— Я — Лейла. — Таким тоном, каким говорит женщина, уверенная, что, если ее и не узнали с первого взгляда, упоминание ее имени все расставит по местам.
«Лейла!» — нетерпеливо повторила она, как будто хотела сказать «вы же знаете!», и я уже не мог сдвинуть брови и поскрести в затылке, припоминая, где же и когда же мы могли познакомиться. Конечно, я ее знал!
Я был совершенно не подготовлен к такой необыкновенной встрече, и все же у меня не было ни малейших сомнений в том, кем была сидящая передо мной маленькая девушка. Я не мог ее не узнать, потому что несколько дней перед тем перечитывал посредственный роман, на страницах которого моими собственными словами описывалась некая Лейла…
Я мог бы притвориться изумленным или перепуганным, но — бесконечная ли моя усталость тому виной или неотступное чувство рвущихся связей? — я не испытывал ни настоящего удивления, ни страха: я безмятежно принимал невозможное. Впрочем, эта невозмутимость при фантастическом появлении персонажа, мной, как мне казалось, выдуманного, избавила нас, одного и другую, от обмена репликами еще более нелепыми, чем те обстоятельства, в которых мы очутились.
Когда я начал подниматься по ступенькам крыльца, девушка вскочила на ноги с кошачьей ловкостью, и я вспомнил, что именно так и описал ее, если не в рукописи, то, по крайней мере, в черновиках романа. Потом она опасливо посторонилась, пропуская меня. Я открыл дверь, попросту толкнув ее, потому что дом никогда не запирался на ключ. Она вошла следом за мной, и мне пришлось в этой ни с чем не сообразной ситуации быстро припомнить обыденные слова:
— Ты, наверное, устала? Ты, наверное, проголодалась?
Прихожая с выложенным плитками полом наконец-то освободилась от всех этих проклятых ящиков. Наши шаги и мой голос гулко отзывались в пустоте. Тележку можно было отправить на покой. В углу остались только моя готовая к отъезду дорожная сумка, рукопись «Шульца — Лейлы» и экземпляр «Авессалома, Авессалома!», между страницами которого лежали нераспечатанное письмо на имя Жюльетты и таинственная визитная карточка.
— Да, устала смертельно, — зевнув, проворчала девушка, — но есть хочется еще сильнее. Очень-очень хочется!
Ее зверский аппетит — теперь я и его припомнил. И тогда я потащил ее в кухню, вернее, туда, где раньше, до нашествия рыжих муравьев в день полной распродажи, была кухня. От нее мало что осталось. Стол, плитка и кое-какая еда, которую не надо было хранить в холодильнике.
— Кажется, у меня есть сыр. И хлеб должен был остаться.
Мы устроились за столом на убогих табуретках, и я принялся резать складным ножом мягкий бледный кусок «Каприза богов». Лейла тотчас набросилась на сыр и впилась зубами в огромную краюху. Этот внезапно нападающий на нее неутолимый голод — особенность персонажа! Набив полный рот, Лейла с любопытством осматривалась кругом. Я призадумался было, почему и она не выглядит ни испуганной, ни взволнованной, но вспомнил, что описал рано пришедшее к ней умение владеть собой и ждать подходящего момента. И тоже решил подождать. Ее намерению заговорить со мной помешало непомерное количество сыра и хлеба, распиравших ей щеки. Она только улыбнулась и знаком попросила меня потерпеть.
Когда я вытащил бутылку красного, она немедленно накрыла ладонью стоявший перед ней стакан:
— Я не пью вина! Спасибо… — И, подойдя к раковине, она сунула голову под кран и долго пила, а потом умылась холодной водой.
Я выпил за ее здоровье.

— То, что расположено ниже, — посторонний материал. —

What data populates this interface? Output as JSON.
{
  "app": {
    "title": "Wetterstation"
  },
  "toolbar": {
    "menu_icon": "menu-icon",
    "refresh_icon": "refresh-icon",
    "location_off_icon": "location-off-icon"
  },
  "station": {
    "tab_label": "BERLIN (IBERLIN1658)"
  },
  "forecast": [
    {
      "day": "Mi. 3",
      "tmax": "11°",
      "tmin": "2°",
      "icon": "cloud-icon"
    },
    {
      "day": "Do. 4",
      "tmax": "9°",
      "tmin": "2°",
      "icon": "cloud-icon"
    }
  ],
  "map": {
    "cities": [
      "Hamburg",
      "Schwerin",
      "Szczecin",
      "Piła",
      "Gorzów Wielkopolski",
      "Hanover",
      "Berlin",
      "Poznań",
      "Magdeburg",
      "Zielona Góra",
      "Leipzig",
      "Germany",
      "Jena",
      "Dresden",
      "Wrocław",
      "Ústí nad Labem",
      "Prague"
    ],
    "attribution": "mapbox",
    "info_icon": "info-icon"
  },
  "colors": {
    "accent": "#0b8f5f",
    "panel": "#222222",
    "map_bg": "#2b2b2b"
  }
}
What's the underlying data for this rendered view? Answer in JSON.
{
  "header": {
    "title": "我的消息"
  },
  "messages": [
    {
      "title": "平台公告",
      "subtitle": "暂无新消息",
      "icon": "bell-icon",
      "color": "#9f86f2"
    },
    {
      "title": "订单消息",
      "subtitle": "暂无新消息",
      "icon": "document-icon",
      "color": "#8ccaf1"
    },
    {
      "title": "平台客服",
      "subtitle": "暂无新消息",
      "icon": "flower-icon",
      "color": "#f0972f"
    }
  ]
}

Я не мог оторвать от нее взгляда. Она просто-напросто была здесь, передо мной, и я не без гордости, да, не без гордости восхищался ее заурядным совершенством, потому что она была в точности такой, какой я ее воображал, такой, какой я ее однажды вообразил, но ко всему она еще была цельной, одушевленной и чудесным образом воплотившейся.
Я допил первый стакан вина, мечтая о том, чтобы эти мгновения длились вечно. Я был по-настоящему счастлив оттого, что эта девушка оказалась в моем доме. Мне хотелось ее защищать и хотелось ее выслушать. Но больше всего мне хотелось ее разглядывать. У меня никогда не было детей, и я не знал, называть ли то, что я испытывал, отцовским чувством, но подумал, что эта смесь неверия, очевидности, эйфории и признательности была скорее «творцовским чувством». Восторг и смятение писателя, внезапно осознавшего, какая пропасть разделяет его мелкие словесные измышления и неисчерпаемое богатство, великолепие «реального присутствия».